Als Bailey mit dem Vorsingen an der Reihe war, war in ihrem Kopf kein Platz mehr für andere Gedanken. Das Lied war wie für sie geschrieben – es handelte von dem Traum, dass irgendwo ein märchenhaftes Leben auf sie wartete. Dass sich eines Tages alle Dinge, die sie jetzt noch verwirrten, klären würden und sie ein Leben führen würde, wie ihre Eltern es hatten. Oder wie Ashley und Landon Blake oder Katy und Dayne.

Während sie sang, spürte Bailey, dass dieses Vorsingen eines ihrer besten war. Als sie fertig war, jubelten ihre Freunde ihr zu. Die vertrauten Gesichter vor ihr gehörten zu den Kindern, die auf der sicheren Seite waren, um die sie sich keine Sorgen machen musste. Sie gingen nicht zu ausschweifenden Partys und hatten dieselben Glaubensgrundsätze verinnerlicht wie sie – bei ihnen war es nicht etwas, worüber sie nur sprachen und dann ihr Leben nach ganz anderen Werten lebten.

Für einen Augenblick fragte sie sich, wo sie alle wären, wenn es das christliche Kindertheater nicht gäbe. Die Theatergruppe gab ihnen die Möglichkeit, ihre Beziehungen zu pflegen und sich zu versichern, dass sie nicht allein waren in ihrem Bemühen, die richtigen Entscheidungen zu treffen. Danke, Gott, betete sie im Stillen, als sie Rhonda und Katy anlächelte und zu ihrem Platz zurückging. Danke für das Kindertheater. Wir brauchen es hier so dringend.

Bevor sie ihre Reihe erreichte, trafen ihre Augen Tims. Sein Lächeln verriet ihr, dass er stolz auf sie war. Sie war froh. Egal, was in den kommenden Monaten zwischen ihr und Cody passieren würde, war ihr Tims Freundschaft wichtig. Sie bewunderte ihn in so vielen Dingen.

Als sie sich auf ihrem Platz niederließ, lehnte sich Cody zu ihr herüber und legte einen Arm um ihre Schultern. „Gut gemacht.“

„Danke.“

Bailey war immer noch erleichtert, dass ihr Vorsingen so gut gelaufen war, dankbar, dass sie weder die Worte vergessen hatte noch ihre Stimme unsicher gewesen war, als sie ein leises Vibrieren in ihrer Hosentasche spürte.
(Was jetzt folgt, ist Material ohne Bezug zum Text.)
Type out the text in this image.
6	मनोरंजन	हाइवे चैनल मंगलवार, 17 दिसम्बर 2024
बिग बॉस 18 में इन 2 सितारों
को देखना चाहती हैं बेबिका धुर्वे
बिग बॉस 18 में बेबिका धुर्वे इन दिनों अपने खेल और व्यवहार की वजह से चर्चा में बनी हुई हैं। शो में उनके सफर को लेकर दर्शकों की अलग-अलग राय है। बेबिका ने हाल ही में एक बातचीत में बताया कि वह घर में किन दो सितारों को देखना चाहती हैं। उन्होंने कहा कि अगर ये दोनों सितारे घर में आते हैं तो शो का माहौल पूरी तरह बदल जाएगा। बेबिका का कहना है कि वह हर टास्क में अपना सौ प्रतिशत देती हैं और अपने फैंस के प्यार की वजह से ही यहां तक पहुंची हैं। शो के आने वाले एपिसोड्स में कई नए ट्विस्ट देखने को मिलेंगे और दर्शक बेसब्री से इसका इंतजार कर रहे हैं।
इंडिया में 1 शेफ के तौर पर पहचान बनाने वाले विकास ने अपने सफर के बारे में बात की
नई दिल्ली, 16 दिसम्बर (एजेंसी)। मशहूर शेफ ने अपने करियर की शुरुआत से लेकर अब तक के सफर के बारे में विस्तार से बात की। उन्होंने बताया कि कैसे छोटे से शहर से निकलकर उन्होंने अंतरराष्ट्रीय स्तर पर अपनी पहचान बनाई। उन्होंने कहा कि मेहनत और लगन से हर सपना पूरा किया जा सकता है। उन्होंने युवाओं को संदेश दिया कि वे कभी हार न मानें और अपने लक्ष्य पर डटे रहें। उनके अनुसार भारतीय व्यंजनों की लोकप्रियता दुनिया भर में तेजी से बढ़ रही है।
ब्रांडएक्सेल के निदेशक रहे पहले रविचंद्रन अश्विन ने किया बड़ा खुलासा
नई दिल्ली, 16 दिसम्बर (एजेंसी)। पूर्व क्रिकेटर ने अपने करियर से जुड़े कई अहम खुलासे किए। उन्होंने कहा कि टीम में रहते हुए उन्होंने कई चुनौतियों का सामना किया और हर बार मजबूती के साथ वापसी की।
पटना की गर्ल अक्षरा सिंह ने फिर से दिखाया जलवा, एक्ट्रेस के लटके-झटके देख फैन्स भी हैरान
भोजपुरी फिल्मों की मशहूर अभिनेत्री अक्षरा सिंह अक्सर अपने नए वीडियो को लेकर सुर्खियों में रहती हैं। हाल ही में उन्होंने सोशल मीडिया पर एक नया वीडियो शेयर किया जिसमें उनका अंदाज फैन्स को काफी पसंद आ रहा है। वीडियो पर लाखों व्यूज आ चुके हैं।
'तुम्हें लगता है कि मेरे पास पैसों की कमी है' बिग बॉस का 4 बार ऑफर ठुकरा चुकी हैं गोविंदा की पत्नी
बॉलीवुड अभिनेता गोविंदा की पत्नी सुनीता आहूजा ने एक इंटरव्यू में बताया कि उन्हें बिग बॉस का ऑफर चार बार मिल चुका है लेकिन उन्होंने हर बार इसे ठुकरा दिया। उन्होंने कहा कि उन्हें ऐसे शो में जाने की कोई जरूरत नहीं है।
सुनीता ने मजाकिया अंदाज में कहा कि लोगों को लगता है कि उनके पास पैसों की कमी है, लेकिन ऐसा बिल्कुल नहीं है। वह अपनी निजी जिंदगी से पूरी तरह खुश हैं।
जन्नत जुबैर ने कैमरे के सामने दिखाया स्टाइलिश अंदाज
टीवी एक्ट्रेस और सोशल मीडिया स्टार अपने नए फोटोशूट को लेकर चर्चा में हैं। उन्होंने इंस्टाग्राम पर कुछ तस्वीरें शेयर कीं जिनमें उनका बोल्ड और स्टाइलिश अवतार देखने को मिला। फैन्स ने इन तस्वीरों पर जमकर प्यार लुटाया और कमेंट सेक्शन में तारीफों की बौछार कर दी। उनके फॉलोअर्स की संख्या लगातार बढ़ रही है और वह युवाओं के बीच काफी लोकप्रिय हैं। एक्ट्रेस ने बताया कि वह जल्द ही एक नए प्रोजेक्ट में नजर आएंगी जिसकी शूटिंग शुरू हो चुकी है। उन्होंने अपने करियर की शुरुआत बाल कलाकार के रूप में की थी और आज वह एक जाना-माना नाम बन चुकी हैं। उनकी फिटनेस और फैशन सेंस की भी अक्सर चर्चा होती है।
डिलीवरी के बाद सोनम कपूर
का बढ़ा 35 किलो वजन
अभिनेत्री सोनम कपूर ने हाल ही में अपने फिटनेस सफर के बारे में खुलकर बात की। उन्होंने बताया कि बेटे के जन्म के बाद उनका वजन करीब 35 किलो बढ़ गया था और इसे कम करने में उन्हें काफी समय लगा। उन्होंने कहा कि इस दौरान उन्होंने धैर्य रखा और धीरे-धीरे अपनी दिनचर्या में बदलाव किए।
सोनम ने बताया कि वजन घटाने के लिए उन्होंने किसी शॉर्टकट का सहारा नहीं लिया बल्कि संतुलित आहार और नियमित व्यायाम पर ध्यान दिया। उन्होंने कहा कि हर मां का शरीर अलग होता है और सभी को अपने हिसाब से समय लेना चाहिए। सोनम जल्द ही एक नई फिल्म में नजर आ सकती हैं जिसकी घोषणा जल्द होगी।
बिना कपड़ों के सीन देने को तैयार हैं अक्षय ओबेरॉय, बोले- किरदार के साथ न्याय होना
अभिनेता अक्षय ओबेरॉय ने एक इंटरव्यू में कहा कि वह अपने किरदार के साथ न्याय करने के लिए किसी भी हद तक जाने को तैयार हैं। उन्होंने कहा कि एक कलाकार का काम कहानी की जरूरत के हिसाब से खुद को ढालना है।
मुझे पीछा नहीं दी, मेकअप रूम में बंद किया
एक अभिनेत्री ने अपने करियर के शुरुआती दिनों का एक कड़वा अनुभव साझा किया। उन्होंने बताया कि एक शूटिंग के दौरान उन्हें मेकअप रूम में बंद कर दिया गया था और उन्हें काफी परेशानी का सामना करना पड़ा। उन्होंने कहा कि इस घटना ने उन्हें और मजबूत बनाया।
Sie griff hinein und zog ihr Handy heraus.

Es war eine SMS von Marissa. Ich habe einen Test gemacht. Positiv. Bete für mich. Ich weiß nicht, was ich tun soll.

Bailey schnappte nach Luft. Einen Test? Sie las die Nachricht noch einmal und dann noch einmal. Einen Schwangerschaftstest? Redete Marissa davon? Baileys Magen drehte sich um, als sie ihr Telefon zuklappte. Marissa Young, ihre Freundin aus dem Kindergottesdienst, war schwanger? Mit siebzehn?

Cody warf ihr einen neugierigen Blick zu und nickte in Richtung ihres Handys.

Sie schüttelte den Kopf und bedeutete ihm mit ihrem Blick, dass sie später mit ihm darüber reden würde. Doch im gleichen Moment fühlte sie, wie ihr Herz brach. Wenn es wirklich das war, was Marissa ihr sagen wollte, dann würde sich das Leben ihrer Freundin für immer ändern. Marissas Eltern wären mit Sicherheit am Boden zerstört.